We didn't have much time to work on the website, the language changed quite a lot into a more functional style, while still being fully declarative and test driven. The IntelliJ IDE is still being worked on and once that is finished the language will go into a much more useable state and we can let it lose on some employees.

Originally I wanted to post a roadmap, but since we don't really have a development team working on this and I pretty much do this in my spare time plus getting some help here and there, development speed is still slow. The current focus is getting IntelliJ IDE up and running with our own parser/lexer in the upcomming months. Write small hello worlds in the console is fine, but for any productive work an IDE is needed imo. My exployees at Delta Engine are also my guinea pigs for Strict and without ReSharper and NCrunch we just ain't gonna get happy.

So next up is adding SCrunch working to make writing TDD code even more fun, after that work on backends (C#, C++, Java) should be completed and finally work on Stricti can start (which is the basic idea letting AI Neural Networks try to generate some simple code based on the user just writing tests for the code to be generated).

Jan 2020 website is up

January 17, 2020

Benjamin Nitschke

This blog is all about the development of the Strict programming language, which has the main goal allowing computers/AI to understand and write their own code with it. While Strict might look similar to C like languages or python, go, lua or lisp, clojure or scheme because of its basic functional nature, it differentiates from all programming languages I know about by the simple fact that it is 100% TDD (test driven development) and the code being very strict on what you can and can't do, thus often leading to only one correct implementation. At least that is the idea so far.

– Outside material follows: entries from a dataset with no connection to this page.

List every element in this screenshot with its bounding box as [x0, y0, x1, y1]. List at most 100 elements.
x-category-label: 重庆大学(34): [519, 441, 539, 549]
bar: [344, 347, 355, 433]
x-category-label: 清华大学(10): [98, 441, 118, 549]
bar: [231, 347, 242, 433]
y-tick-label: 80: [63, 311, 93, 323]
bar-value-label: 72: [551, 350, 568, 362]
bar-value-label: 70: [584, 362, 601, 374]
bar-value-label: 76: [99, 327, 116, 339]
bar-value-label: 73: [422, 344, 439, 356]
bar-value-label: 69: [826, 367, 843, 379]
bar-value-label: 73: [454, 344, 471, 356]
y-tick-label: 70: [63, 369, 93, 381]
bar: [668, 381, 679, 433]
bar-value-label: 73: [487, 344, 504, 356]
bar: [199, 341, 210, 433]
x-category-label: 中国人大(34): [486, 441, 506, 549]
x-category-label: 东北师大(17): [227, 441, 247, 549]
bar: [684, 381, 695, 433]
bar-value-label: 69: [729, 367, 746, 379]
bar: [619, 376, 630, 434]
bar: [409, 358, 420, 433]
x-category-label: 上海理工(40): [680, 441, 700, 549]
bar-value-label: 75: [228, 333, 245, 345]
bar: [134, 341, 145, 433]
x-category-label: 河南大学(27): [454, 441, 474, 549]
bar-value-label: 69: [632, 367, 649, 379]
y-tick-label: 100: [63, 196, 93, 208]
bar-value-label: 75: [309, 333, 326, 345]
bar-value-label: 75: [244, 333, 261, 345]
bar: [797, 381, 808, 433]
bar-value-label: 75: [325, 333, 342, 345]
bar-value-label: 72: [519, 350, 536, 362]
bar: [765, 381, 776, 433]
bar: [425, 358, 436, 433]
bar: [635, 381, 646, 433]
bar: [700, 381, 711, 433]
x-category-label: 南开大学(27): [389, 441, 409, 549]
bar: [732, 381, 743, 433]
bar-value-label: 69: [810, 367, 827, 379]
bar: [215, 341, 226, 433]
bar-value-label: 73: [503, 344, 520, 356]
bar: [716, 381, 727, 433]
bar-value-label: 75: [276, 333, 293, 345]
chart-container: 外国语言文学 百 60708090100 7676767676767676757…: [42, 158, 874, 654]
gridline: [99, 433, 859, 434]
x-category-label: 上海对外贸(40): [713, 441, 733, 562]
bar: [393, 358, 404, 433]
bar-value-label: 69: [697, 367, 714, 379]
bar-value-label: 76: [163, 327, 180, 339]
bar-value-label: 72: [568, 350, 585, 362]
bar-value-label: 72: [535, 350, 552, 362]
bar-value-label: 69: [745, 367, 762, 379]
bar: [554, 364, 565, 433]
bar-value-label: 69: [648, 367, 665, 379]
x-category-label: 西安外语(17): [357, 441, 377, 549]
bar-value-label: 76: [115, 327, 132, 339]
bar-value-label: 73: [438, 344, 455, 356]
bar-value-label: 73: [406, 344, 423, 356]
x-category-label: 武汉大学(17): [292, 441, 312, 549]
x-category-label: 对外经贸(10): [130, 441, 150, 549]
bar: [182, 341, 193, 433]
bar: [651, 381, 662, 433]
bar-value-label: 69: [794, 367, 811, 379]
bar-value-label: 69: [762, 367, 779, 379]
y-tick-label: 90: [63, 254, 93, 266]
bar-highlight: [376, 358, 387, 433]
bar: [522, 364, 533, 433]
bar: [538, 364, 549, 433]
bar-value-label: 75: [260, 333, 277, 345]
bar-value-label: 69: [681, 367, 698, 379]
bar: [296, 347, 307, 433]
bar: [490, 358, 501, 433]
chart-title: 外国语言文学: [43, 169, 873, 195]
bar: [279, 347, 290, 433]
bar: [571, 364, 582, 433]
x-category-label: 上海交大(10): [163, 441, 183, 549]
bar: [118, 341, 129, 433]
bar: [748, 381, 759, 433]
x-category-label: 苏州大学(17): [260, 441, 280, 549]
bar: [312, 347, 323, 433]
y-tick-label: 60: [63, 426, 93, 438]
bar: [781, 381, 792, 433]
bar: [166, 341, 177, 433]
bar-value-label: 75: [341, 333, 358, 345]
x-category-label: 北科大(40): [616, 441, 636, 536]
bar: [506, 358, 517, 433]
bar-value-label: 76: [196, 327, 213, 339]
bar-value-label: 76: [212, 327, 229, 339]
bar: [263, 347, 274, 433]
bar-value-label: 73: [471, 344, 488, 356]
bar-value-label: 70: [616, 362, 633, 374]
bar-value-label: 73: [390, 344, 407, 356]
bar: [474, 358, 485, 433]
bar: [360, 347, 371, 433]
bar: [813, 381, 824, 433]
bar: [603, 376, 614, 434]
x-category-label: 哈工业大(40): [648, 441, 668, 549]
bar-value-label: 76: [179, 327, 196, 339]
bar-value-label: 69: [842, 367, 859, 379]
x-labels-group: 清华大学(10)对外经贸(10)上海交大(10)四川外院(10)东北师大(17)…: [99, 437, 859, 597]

Earlier versions of strict already existed around 10 years ago (shoutout to Irony Compiler Kit) and ~20 years ago on paper/early concepts and while they worked as a very simple language, they were not useful or productive at all. It is very hard to build an ecosystem around a language, so the new strategy for this year is to make use of the Strict language early at work (generating c++, cleanup c#, connect libraries, useful stuff). Also the goal is to create a language that can be written by computers, not to build frameworks, libraries or support general user usecases. As long as it is possible we will try to utilize existing languages, libraries and frameworks by simply calling them, not reinvent them. The Strict backend can generate C++, C# and Java code anyway, so this part should be easy as long as there is no close integration needed (like database or UI code, let's not do that right now).

Today was about setting up this website: After trying out https://jekyllrb.com/ and many themes and plugins after checking out the even more complex https://gohugo.io/ it turns out these are not good fits for the Strict language, which should be easy to install and work immediately. https://docusaurus.io/en/ is a project that is installed with one line and works instantly after downloading all the dependencies automatically, on any platform that supports node.

Well, not much on here yet, we will add documentation over time and get more speed on the road in 2020.